Taxes have a low impact on reducing the environmental impact of agri-food activities. Pollution taxes are more targeted towards the reduction of pollution at the end of the pipe and less at the source.
In order to protect forests and prevent the reduction of forest land due to land-use changes, Lithuania has introduced specific forestry legislation. In case of land-use change, all forest owners must plant new forest on their own land or pay compensation, which is used to plant and maintain new forests.
26.6. Tax incentives for R&D and innovation
Income tax benefits in Lithuania are oriented towards the promotion of innovation and technological renewal.
Under the scientific research and experimental development (SRED) benefit, expenditure incurred while conducting R&D is deductible from companies’ income three times; certain types of fixed assets used in such activities are subject to more favourable conditions for the calculation of depreciation;
Companies investing in technological renewal can claim an investment benefit and reduce their taxable profits by up to 50% during the taxable period 2009-2023 by way of expenses incurred under R&D projects.
The SRED and investment benefits are available to all companies, regardless of size and field of activity. Of approximately 120-140 companies making use of the SRED benefit, only 1 or 2 are engaged in the agriculture, forestry, and fishery sector (less than 1%). Of approximately 1 000 companies making use of the investment benefit, around 50 are from the agriculture, forestry, and fishery sector (or approximately 5% of companies).
26.7. Other taxes
In 2019 the overall rates of the state social insurance contributions payable by employers for pension, sickness, maternity, unemployment social insurance and health insurance is 1.47%. The rate of the state social insurance contributions of employees is 19.5%. State social insurance contributions by self-employed persons for pension, sickness, maternity social insurance and health insurance is 19.5%, or 21.3% (if they participate in pension accumulation and pay for pension at a rate of 1.8%), or 22.5% (if they participate in pension accumulation and pay for pension at a rate of 3%).
Farmers and their partners are covered by social insurance for pensions, sickness and maternity. For farmers, who declare income, the national social insurance and compulsory health insurance premiums calculate from 90% of taxable income. Farmers who do not declare income shall calculate the contribution from the minimum monthly salary of EUR 555 per month (2019). The annual amount of the taxable income from which the premiums are calculated may not be higher than the government-approved 43 amounts of average wages (2019 to 1997) 43 x EUR 1 136.20 = EUR 48 856.60).
Farmers whose farm size exceeds 4 units of economic size pay the state social insurance contributions. Those operating smaller farms or agricultural holdings are exempted from paying state social security contributions.
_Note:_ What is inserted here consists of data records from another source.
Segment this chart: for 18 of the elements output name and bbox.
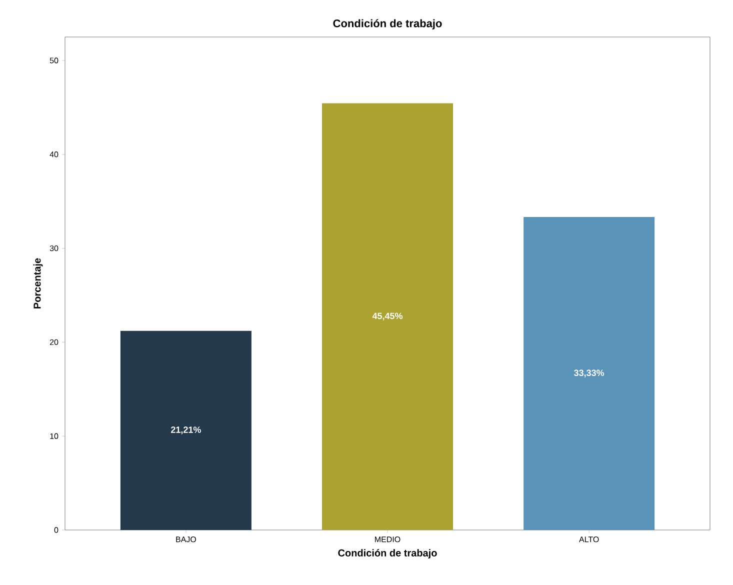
data-label: 45,45% — [372, 312, 403, 320]
y-tick-label: 20 — [50, 339, 58, 346]
chart-title: Condición de trabajo — [333, 19, 442, 30]
bar — [524, 217, 655, 530]
bar — [120, 330, 252, 530]
x-tick-label: MEDIO — [375, 536, 400, 542]
bar — [322, 103, 454, 530]
y-axis-title: Porcentaje — [33, 258, 43, 308]
y-tick-label: 40 — [50, 152, 58, 158]
y-tick-label: 0 — [54, 527, 58, 533]
x-tick-label: ALTO — [579, 536, 599, 542]
data-label: 21,21% — [170, 426, 201, 434]
x-tick-label: BAJO — [176, 536, 196, 542]
y-tick-label: 50 — [50, 58, 58, 64]
y-tick-label: 10 — [50, 433, 58, 439]
x-axis-title: Condición de trabajo — [338, 549, 437, 558]
y-tick-label: 30 — [50, 245, 58, 252]
data-label: 33,33% — [574, 370, 604, 378]
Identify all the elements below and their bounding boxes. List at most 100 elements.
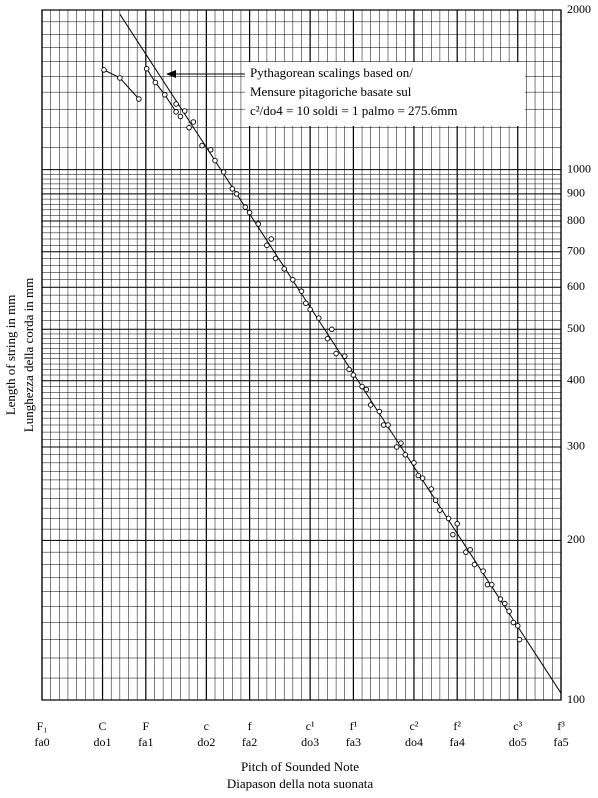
data-point	[454, 520, 460, 527]
y-axis-title: Lunghezza della corda in mm	[21, 278, 36, 433]
data-point	[497, 596, 504, 602]
data-point	[199, 142, 205, 149]
series-line	[103, 69, 140, 100]
y-tick-label: 400	[567, 372, 585, 386]
data-point	[143, 65, 150, 72]
data-point	[402, 452, 409, 458]
data-point	[346, 366, 352, 373]
data-point	[350, 372, 357, 378]
data-point	[445, 515, 452, 522]
data-point	[393, 444, 400, 450]
data-point	[290, 277, 296, 283]
data-point	[411, 460, 417, 466]
y-tick-label: 600	[567, 279, 585, 293]
data-point	[502, 600, 508, 607]
y-tick-label: 900	[567, 186, 585, 200]
data-point	[268, 236, 274, 242]
arrow-head	[166, 70, 176, 78]
data-point	[207, 147, 214, 153]
y-tick-label: 100	[567, 692, 585, 706]
data-point	[342, 353, 348, 359]
data-point	[489, 581, 495, 588]
x-tick-label: fa4	[450, 735, 465, 749]
data-point	[415, 472, 422, 479]
y-tick-label: 500	[567, 321, 585, 335]
data-point	[385, 422, 391, 428]
x-tick-label: fa0	[34, 735, 49, 749]
data-point	[246, 209, 253, 216]
data-point	[233, 191, 240, 197]
data-point	[190, 119, 197, 125]
data-point	[177, 113, 184, 120]
data-point	[398, 440, 404, 446]
x-tick-label: F	[142, 719, 149, 733]
data-point	[186, 124, 192, 131]
data-point	[467, 547, 473, 553]
data-point	[376, 408, 383, 415]
data-point	[463, 549, 469, 555]
data-point	[324, 335, 331, 342]
data-point	[506, 608, 512, 615]
x-tick-label: do5	[509, 735, 527, 749]
y-tick-label: 700	[567, 244, 585, 258]
data-point	[515, 623, 521, 629]
data-point	[117, 75, 123, 81]
x-tick-label: c³	[513, 719, 522, 733]
x-tick-label: fa5	[553, 735, 568, 749]
data-point	[136, 96, 142, 102]
annotation-box	[245, 62, 525, 126]
data-point	[363, 386, 370, 393]
y-axis-title: Length of string in mm	[3, 295, 18, 416]
data-point	[229, 186, 236, 192]
data-point	[471, 561, 478, 568]
annotation-line: Pythagorean scalings based on/	[250, 65, 413, 80]
x-tick-label: fa1	[138, 735, 153, 749]
data-point	[450, 531, 456, 538]
data-point	[281, 266, 287, 272]
y-tick-label: 2000	[567, 2, 591, 16]
x-tick-label: f	[248, 719, 252, 733]
annotation-line: c²/do4 = 10 soldi = 1 palmo = 275.6mm	[250, 103, 458, 118]
data-point	[255, 221, 261, 227]
y-tick-label: 300	[567, 439, 585, 453]
annotation-line: Mensure pitagoriche basate sul	[250, 84, 412, 99]
x-axis-title: Pitch of Sounded Note	[241, 759, 359, 774]
x-tick-label: do3	[301, 735, 319, 749]
data-point	[303, 300, 309, 306]
data-point	[181, 108, 188, 114]
data-point	[316, 315, 322, 321]
x-tick-label: do2	[197, 735, 215, 749]
data-point	[432, 497, 439, 504]
data-point	[242, 204, 249, 210]
data-point	[101, 67, 107, 73]
data-point	[419, 475, 426, 481]
data-point	[173, 101, 179, 107]
x-tick-label: c¹	[306, 719, 315, 733]
x-tick-label: c	[204, 719, 209, 733]
x-tick-label: f³	[557, 719, 565, 733]
x-tick-label: fa2	[242, 735, 257, 749]
data-point	[367, 402, 374, 408]
data-point	[510, 619, 517, 626]
marks	[101, 13, 562, 694]
plot-frame	[41, 9, 562, 701]
data-point	[212, 157, 218, 164]
x-tick-label: C	[99, 719, 107, 733]
data-point	[516, 636, 523, 643]
x-tick-label: fa3	[346, 735, 361, 749]
data-point	[162, 92, 168, 98]
data-point	[272, 255, 279, 262]
x-tick-label: f²	[453, 719, 461, 733]
x-tick-label: F₁	[37, 719, 48, 733]
series-line	[146, 68, 177, 113]
data-point	[307, 306, 313, 313]
y-tick-label: 800	[567, 213, 585, 227]
series-line	[119, 13, 562, 694]
x-tick-label: f¹	[350, 719, 358, 733]
x-tick-label: do4	[405, 735, 423, 749]
x-axis-title: Diapason della nota suonata	[227, 776, 373, 791]
data-point	[480, 568, 486, 574]
data-point	[298, 288, 305, 294]
data-point	[173, 109, 179, 115]
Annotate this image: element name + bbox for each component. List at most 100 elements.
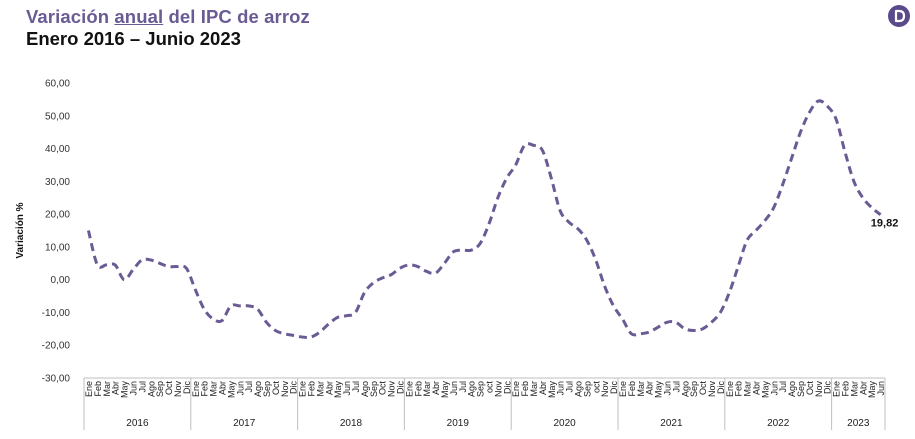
x-tick-label: Jul (458, 381, 468, 393)
y-tick-label: 10,00 (45, 242, 70, 253)
y-tick-label: 60,00 (45, 79, 70, 90)
x-tick-label: Jul (671, 381, 681, 393)
x-tick-label: Ene (298, 381, 308, 397)
x-tick-label: Jul (137, 381, 147, 393)
x-tick-label: Sep (262, 381, 272, 397)
x-tick-label: May (120, 381, 130, 399)
x-tick-label: Abr (858, 381, 868, 395)
y-tick-label: 40,00 (45, 144, 70, 155)
x-tick-label: Ago (680, 381, 690, 397)
year-label: 2018 (340, 418, 363, 429)
x-tick-label: May (760, 381, 770, 399)
x-tick-label: Sep (155, 381, 165, 397)
x-tick-label: Feb (93, 381, 103, 397)
x-tick-label: Ene (832, 381, 842, 397)
y-tick-label: -20,00 (42, 341, 71, 352)
x-tick-label: Oct (271, 381, 281, 396)
x-tick-label: Abr (645, 381, 655, 395)
x-tick-label: Sep (689, 381, 699, 397)
x-tick-label: Abr (324, 381, 334, 395)
x-tick-label: Ago (467, 381, 477, 397)
x-tick-label: Jun (876, 381, 886, 396)
x-tick-label: Ene (725, 381, 735, 397)
x-tick-label: Jul (565, 381, 575, 393)
x-tick-label: Jul (778, 381, 788, 393)
x-tick-label: Oct (164, 381, 174, 396)
x-tick-label: Oct (805, 381, 815, 396)
x-tick-label: Ene (191, 381, 201, 397)
x-tick-label: oct (591, 381, 601, 394)
x-tick-label: Jun (449, 381, 459, 396)
title-part-1: Variación (26, 6, 115, 27)
x-tick-label: Abr (111, 381, 121, 395)
x-tick-label: Jul (244, 381, 254, 393)
x-tick-label: Jun (662, 381, 672, 396)
x-tick-label: Nov (707, 381, 717, 398)
x-tick-label: Abr (751, 381, 761, 395)
x-tick-label: Dic (182, 381, 192, 394)
x-tick-label: Ene (84, 381, 94, 397)
title-underlined-word: anual (114, 6, 164, 27)
x-tick-label: May (547, 381, 557, 399)
x-tick-label: May (226, 381, 236, 399)
x-tick-label: Dic (716, 381, 726, 394)
x-tick-label: Oct (378, 381, 388, 396)
x-tick-label: Dic (502, 381, 512, 394)
x-tick-label: Mar (636, 381, 646, 397)
x-tick-label: Jun (342, 381, 352, 396)
x-tick-label: Ene (618, 381, 628, 397)
x-tick-label: Abr (538, 381, 548, 395)
x-tick-label: Feb (734, 381, 744, 397)
title-part-2: del IPC de arroz (163, 6, 310, 27)
brand-logo-icon[interactable] (888, 5, 910, 27)
x-tick-label: Nov (387, 381, 397, 398)
year-label: 2023 (847, 418, 870, 429)
year-label: 2021 (660, 418, 683, 429)
y-tick-label: 0,00 (51, 275, 71, 286)
y-tick-label: 30,00 (45, 177, 70, 188)
x-tick-label: Mar (315, 381, 325, 397)
x-tick-label: Ago (787, 381, 797, 397)
x-tick-label: Jun (128, 381, 138, 396)
x-tick-label: Abr (217, 381, 227, 395)
y-tick-label: -10,00 (42, 308, 71, 319)
x-tick-label: Dic (289, 381, 299, 394)
x-tick-label: Feb (840, 381, 850, 397)
x-tick-label: Mar (102, 381, 112, 397)
x-tick-label: Feb (413, 381, 423, 397)
y-tick-label: 20,00 (45, 210, 70, 221)
x-tick-label: May (867, 381, 877, 399)
x-tick-label: Dic (395, 381, 405, 394)
x-tick-label: Jun (769, 381, 779, 396)
x-tick-label: Sep (796, 381, 806, 397)
year-label: 2017 (233, 418, 256, 429)
x-tick-label: Mar (849, 381, 859, 397)
x-tick-label: Jun (556, 381, 566, 396)
x-tick-label: Sep (369, 381, 379, 397)
x-tick-label: Dic (609, 381, 619, 394)
x-tick-label: Jun (235, 381, 245, 396)
x-tick-label: Ago (146, 381, 156, 397)
x-tick-label: Jul (351, 381, 361, 393)
x-tick-label: Feb (627, 381, 637, 397)
x-tick-label: Nov (600, 381, 610, 398)
x-tick-label: Feb (520, 381, 530, 397)
x-tick-label: Nov (173, 381, 183, 398)
x-tick-label: Mar (529, 381, 539, 397)
chart-subtitle: Enero 2016 – Junio 2023 (26, 28, 241, 49)
year-label: 2016 (126, 418, 149, 429)
year-label: 2020 (553, 418, 576, 429)
x-tick-label: Mar (743, 381, 753, 397)
x-tick-label: Feb (200, 381, 210, 397)
x-tick-label: Abr (431, 381, 441, 395)
x-tick-label: Mar (209, 381, 219, 397)
x-tick-label: Nov (493, 381, 503, 398)
x-tick-label: Ene (511, 381, 521, 397)
x-tick-label: Mar (422, 381, 432, 397)
chart-title: Variación anual del IPC de arroz (26, 6, 310, 28)
y-tick-label: -30,00 (42, 374, 71, 385)
x-tick-label: Ene (404, 381, 414, 397)
x-tick-label: Sep (582, 381, 592, 397)
series-line (86, 99, 882, 339)
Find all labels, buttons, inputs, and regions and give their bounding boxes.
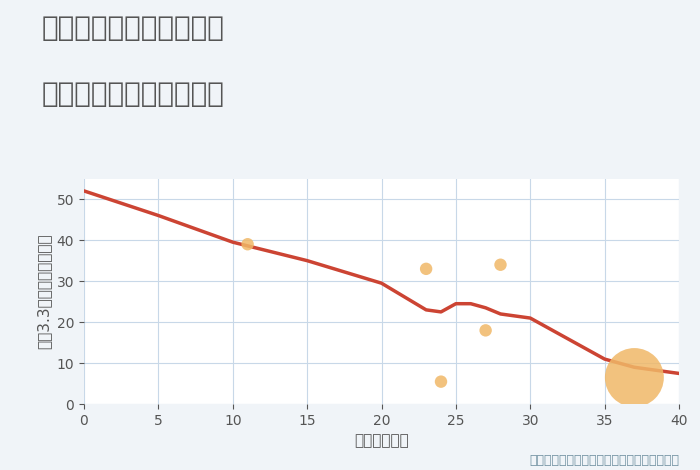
Text: 築年数別中古戸建て価格: 築年数別中古戸建て価格 [42, 80, 225, 108]
Point [242, 241, 253, 248]
X-axis label: 築年数（年）: 築年数（年） [354, 433, 409, 448]
Text: 円の大きさは、取引のあった物件面積を示す: 円の大きさは、取引のあった物件面積を示す [529, 454, 679, 467]
Point [435, 378, 447, 385]
Point [421, 265, 432, 273]
Point [495, 261, 506, 268]
Text: 三重県津市安濃町内多の: 三重県津市安濃町内多の [42, 14, 225, 42]
Y-axis label: 坪（3.3㎡）単価（万円）: 坪（3.3㎡）単価（万円） [36, 234, 51, 349]
Point [480, 327, 491, 334]
Point [629, 374, 640, 381]
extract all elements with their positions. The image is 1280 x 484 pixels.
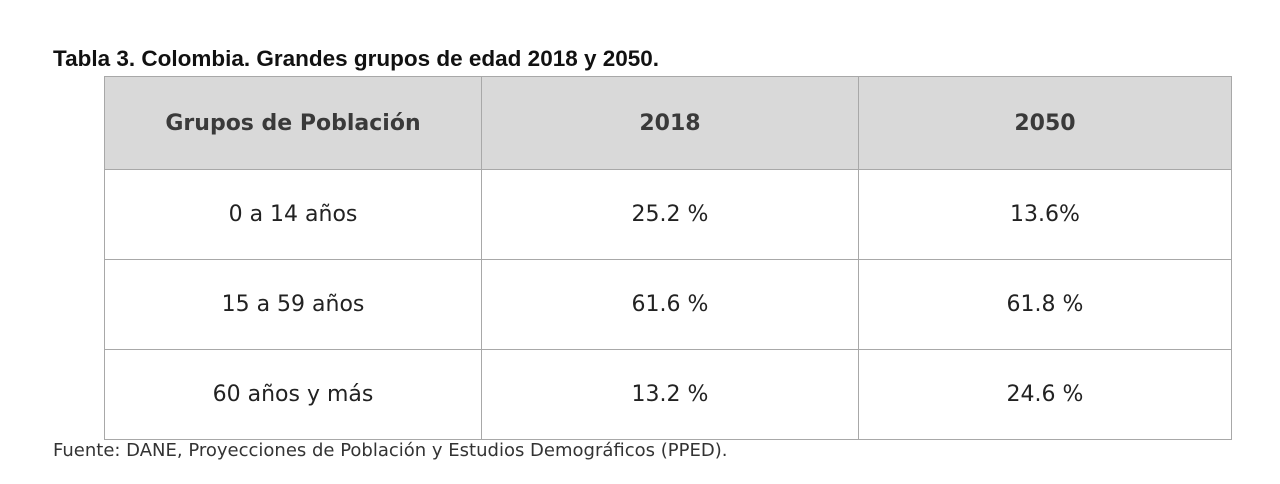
table-row: 15 a 59 años 61.6 % 61.8 % xyxy=(104,259,1232,350)
age-groups-table: Grupos de Población 2018 2050 0 a 14 año… xyxy=(104,76,1232,440)
header-groups: Grupos de Población xyxy=(104,76,482,170)
table-row: 0 a 14 años 25.2 % 13.6% xyxy=(104,169,1232,260)
cell-2018: 25.2 % xyxy=(481,169,859,260)
cell-2050: 61.8 % xyxy=(858,259,1232,350)
header-2018: 2018 xyxy=(481,76,859,170)
header-2050: 2050 xyxy=(858,76,1232,170)
cell-2018: 13.2 % xyxy=(481,349,859,440)
table-row: 60 años y más 13.2 % 24.6 % xyxy=(104,349,1232,440)
cell-group: 0 a 14 años xyxy=(104,169,482,260)
cell-2018: 61.6 % xyxy=(481,259,859,350)
table-header-row: Grupos de Población 2018 2050 xyxy=(104,76,1232,170)
cell-2050: 24.6 % xyxy=(858,349,1232,440)
cell-group: 60 años y más xyxy=(104,349,482,440)
cell-2050: 13.6% xyxy=(858,169,1232,260)
source-note: Fuente: DANE, Proyecciones de Población … xyxy=(53,440,728,461)
table-title: Tabla 3. Colombia. Grandes grupos de eda… xyxy=(53,46,660,71)
cell-group: 15 a 59 años xyxy=(104,259,482,350)
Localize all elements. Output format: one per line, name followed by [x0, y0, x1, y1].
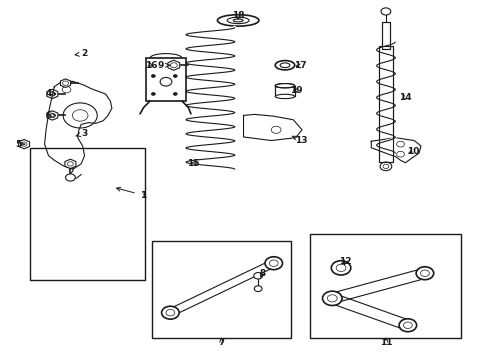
Bar	[381, 22, 389, 49]
Polygon shape	[329, 269, 427, 303]
Text: 2: 2	[75, 49, 87, 58]
Text: 5: 5	[15, 140, 24, 149]
Text: 17: 17	[294, 62, 306, 71]
Bar	[152, 241, 290, 338]
Polygon shape	[328, 294, 410, 330]
Polygon shape	[44, 81, 112, 169]
Ellipse shape	[275, 84, 294, 88]
Ellipse shape	[217, 15, 258, 26]
Polygon shape	[243, 114, 302, 140]
Circle shape	[173, 93, 177, 95]
Ellipse shape	[275, 60, 294, 70]
Circle shape	[151, 75, 155, 77]
Text: 11: 11	[379, 338, 391, 347]
Circle shape	[415, 267, 433, 280]
Text: 19: 19	[290, 86, 303, 95]
Bar	[378, 45, 392, 162]
Circle shape	[380, 8, 390, 15]
Bar	[146, 58, 185, 101]
Text: 4: 4	[45, 89, 56, 98]
Bar	[275, 86, 294, 96]
Circle shape	[253, 273, 262, 279]
Circle shape	[151, 93, 155, 95]
Polygon shape	[167, 260, 276, 316]
Text: 1: 1	[116, 187, 146, 199]
Text: 13: 13	[292, 136, 307, 145]
Circle shape	[65, 174, 75, 181]
Circle shape	[161, 306, 179, 319]
Circle shape	[173, 75, 177, 77]
Text: 3: 3	[76, 129, 87, 138]
Text: 8: 8	[259, 269, 265, 278]
Text: 14: 14	[398, 93, 410, 102]
Text: 12: 12	[339, 257, 351, 266]
Bar	[378, 45, 392, 162]
Circle shape	[322, 291, 341, 306]
Text: 15: 15	[187, 159, 200, 168]
Bar	[310, 234, 461, 338]
Bar	[381, 22, 389, 49]
Bar	[30, 148, 144, 280]
Text: 6: 6	[45, 111, 56, 120]
Ellipse shape	[275, 94, 294, 99]
Circle shape	[398, 319, 416, 332]
Text: 9: 9	[158, 61, 169, 70]
Circle shape	[254, 286, 262, 292]
Text: 16: 16	[144, 61, 157, 70]
Text: 18: 18	[231, 10, 244, 19]
Circle shape	[330, 261, 350, 275]
Text: 7: 7	[218, 338, 224, 347]
Circle shape	[379, 162, 391, 171]
Circle shape	[264, 257, 282, 270]
Text: 10: 10	[406, 147, 418, 156]
Polygon shape	[370, 138, 420, 163]
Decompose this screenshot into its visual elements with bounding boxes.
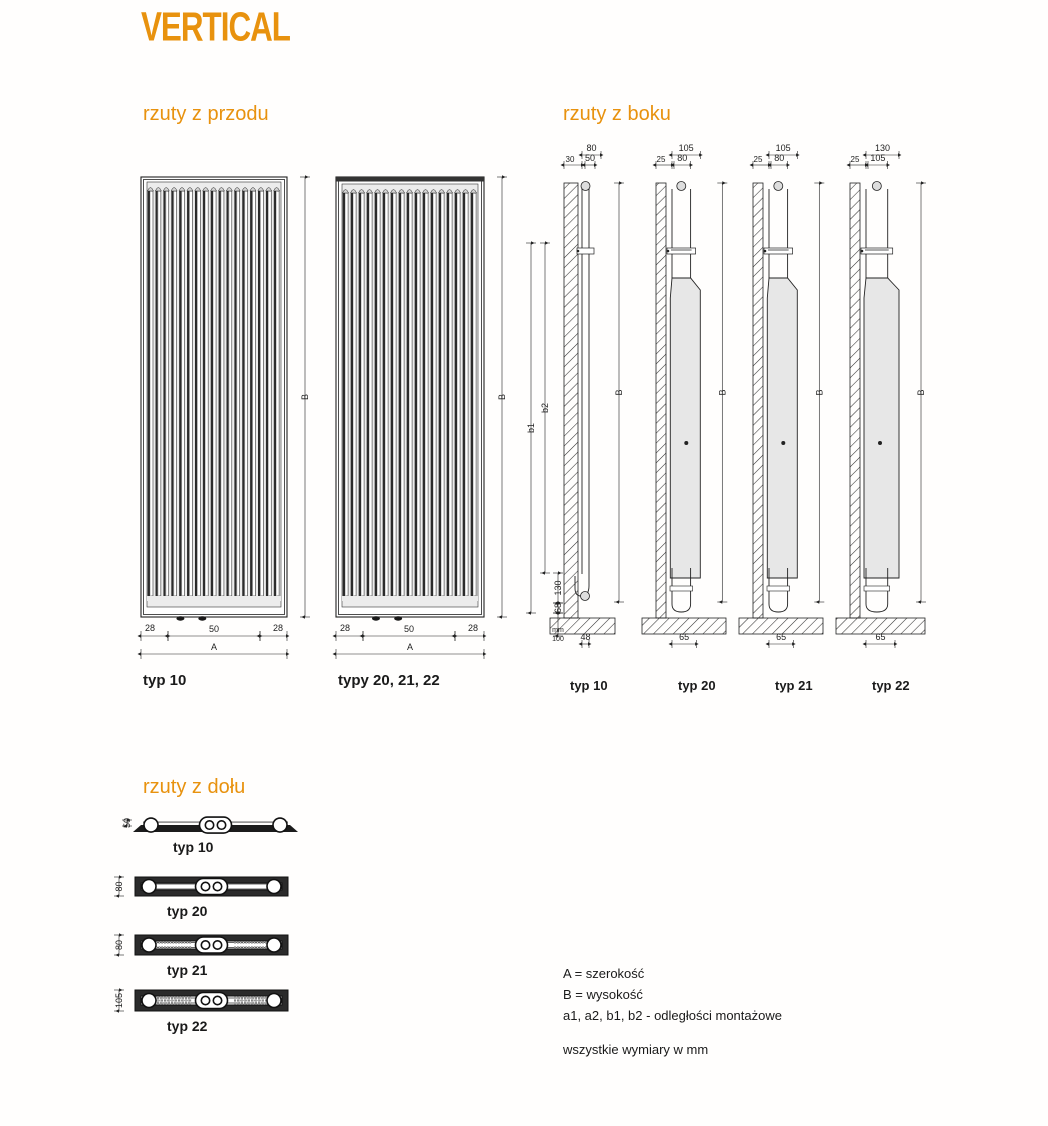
svg-text:28: 28 (273, 623, 283, 633)
svg-text:B: B (300, 394, 310, 400)
svg-text:48: 48 (580, 632, 590, 642)
svg-text:80: 80 (774, 153, 784, 163)
svg-text:25: 25 (851, 155, 860, 164)
svg-text:typ 10: typ 10 (570, 678, 608, 693)
svg-text:28: 28 (145, 623, 155, 633)
svg-text:65: 65 (679, 632, 689, 642)
svg-text:A: A (211, 642, 217, 652)
svg-text:A: A (407, 642, 413, 652)
svg-text:50: 50 (122, 818, 132, 828)
svg-text:105: 105 (679, 143, 694, 153)
svg-text:25: 25 (657, 155, 666, 164)
svg-text:B: B (916, 389, 926, 395)
svg-text:b2: b2 (540, 403, 550, 413)
svg-text:80: 80 (586, 143, 596, 153)
svg-text:105: 105 (776, 143, 791, 153)
svg-text:100: 100 (552, 636, 564, 643)
svg-text:68: 68 (553, 603, 563, 613)
svg-text:28: 28 (468, 623, 478, 633)
svg-text:50: 50 (404, 624, 414, 634)
svg-text:B: B (717, 389, 727, 395)
svg-text:65: 65 (875, 632, 885, 642)
svg-text:50: 50 (209, 624, 219, 634)
svg-text:50: 50 (585, 153, 595, 163)
svg-text:30: 30 (566, 155, 575, 164)
svg-text:typ 20: typ 20 (167, 903, 208, 919)
svg-text:typ 22: typ 22 (167, 1018, 208, 1034)
svg-text:28: 28 (340, 623, 350, 633)
svg-text:B: B (814, 389, 824, 395)
svg-text:typ 20: typ 20 (678, 678, 716, 693)
svg-text:105: 105 (870, 153, 885, 163)
svg-text:80: 80 (114, 940, 124, 950)
svg-text:b1: b1 (526, 423, 536, 433)
svg-text:typ 22: typ 22 (872, 678, 910, 693)
svg-text:80: 80 (677, 153, 687, 163)
svg-text:B: B (497, 394, 507, 400)
svg-text:typ 10: typ 10 (173, 839, 214, 855)
svg-text:105: 105 (114, 993, 124, 1008)
svg-text:B: B (614, 389, 624, 395)
svg-text:typ 21: typ 21 (775, 678, 813, 693)
svg-text:130: 130 (875, 143, 890, 153)
svg-text:65: 65 (776, 632, 786, 642)
svg-text:typ 21: typ 21 (167, 962, 208, 978)
svg-text:mm: mm (552, 627, 564, 634)
svg-text:25: 25 (754, 155, 763, 164)
svg-text:130: 130 (553, 580, 563, 595)
svg-text:80: 80 (114, 881, 124, 891)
The economic size of the holding or agricultural holding used for tax purposes is calculated on the basis of the areas declared by the farmers and the average number of animals and the standard productive profit of each production or animal type as calculated by the Lithuanian Institute of Agrarian Economics and endorsed by the Ministry of Agriculture.
The rates of the state social insurance contributions have changed since 2019. Farmers' social insurance contribution rate is 12.52%. Farmers and their partners are not obliged to pay social security contributions when they receive old-age pensions, invalidity benefits or social assistance pensions.
Compulsory health insurance contributions are paid by all farmers. Compulsory health insurance contributions rates have changed since 2019. For farmers whose farm size is up to 2 economic-size units, the contribution rate is 2%. For farmers whose farm size exceeds 2 units of economic size, the contribution rate is 6.98%.